My name is Teddy the Maltese puppy. I'm three months old, pretty young to be writing one's memoirs, but so much has happened I feel it's justified.
|Me with some of the "characters"|
I arrived here house a month ago - the Cast of Characters...
The High Schooler:
Runs me around outside when he's not researching The Scores from his position on the couch. Sometimes his friends come around to play ping pong and one of them says: "Dude, you are useless!" and they fall about guffawing in what is known as the Beavis and Butthead laugh. Then one of them says: "Dude, you're useless - and you're ugly!" and this cracks them up even more. Apparently in this world High School boys insult each other and it doesn't mean anything...and High School girls compliment each other and it doesn't mean anything.
The Tall Girl:
Just had her 11th birthday with her 15 of her closest friends which explains why I looked a bit tired and ragged in those photos. It was exhausting to dance, make lanyards and throw water balloons for three hours.

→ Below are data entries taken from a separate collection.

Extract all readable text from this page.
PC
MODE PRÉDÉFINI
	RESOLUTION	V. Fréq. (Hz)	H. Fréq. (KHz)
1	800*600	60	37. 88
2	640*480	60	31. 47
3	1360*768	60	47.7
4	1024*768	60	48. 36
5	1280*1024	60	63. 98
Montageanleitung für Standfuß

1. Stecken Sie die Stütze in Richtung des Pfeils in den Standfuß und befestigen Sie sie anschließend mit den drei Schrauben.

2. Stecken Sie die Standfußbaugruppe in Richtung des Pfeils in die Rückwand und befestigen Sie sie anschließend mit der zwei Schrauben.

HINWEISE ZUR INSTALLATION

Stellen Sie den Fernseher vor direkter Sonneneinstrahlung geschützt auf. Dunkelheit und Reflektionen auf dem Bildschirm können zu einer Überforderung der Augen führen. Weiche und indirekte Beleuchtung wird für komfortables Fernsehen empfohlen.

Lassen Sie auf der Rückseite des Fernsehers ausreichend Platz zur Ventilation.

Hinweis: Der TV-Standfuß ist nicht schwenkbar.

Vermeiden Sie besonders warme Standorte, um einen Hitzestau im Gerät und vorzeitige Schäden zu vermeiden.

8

Tall Girl spends a lot of time on the phone to friends she's just seen, doing capital letters and singing to songs with capital letters... TTYLXOX.
The Quiet Redhead:
Plays with me a lot. He doesn't say much, but he has a lot to text, maybe he's writing a book too.
The Short One:
Before I moved here, "Mr Cutie" as his mother calls him, reigned supreme. He runs around flat tack with a huge smile on his face...when he's not howling on the floor with tiredness. Who's the Mr Cutie now though? Bring it on kid - let the games begin!
|My first bath|
|Me with The Short One|
The Nice Dad:
Smiles and nods a lot and says a particular phrase quite often.
Dad: Oh you've dyed your hair a bit red - very nice.
Mum: Red? No, it's more of an apricot.
Dad: (Suspects he's said the wrong thing and tries to head her off at the pass) Oh and you've got an new apricot jacket.
Mum: No, she said, it's more of a nude - does it look apricot?
Dad: (quickly)Your first instincts are right on this.
|Me and the BHYK Mum and her "apricot' hair and "nude" jacket|
The BloodyHellYouKids Mum:
She didn't want me: Nothing else in the house that poops, she said. Now she brags to anyone who will listen how amazingly intelligent I am. I just saw her emailing her book club: "I won't be bringing Teddy to the next meeting, but if there is a dog who could read and write - it's Teddy!" You'll be writing my blog soon, she tells me.
Can you imagine thinking a dog could write a blog post? The apricots have gone to her brain.
(If a small critter came to live with you, what would they say?)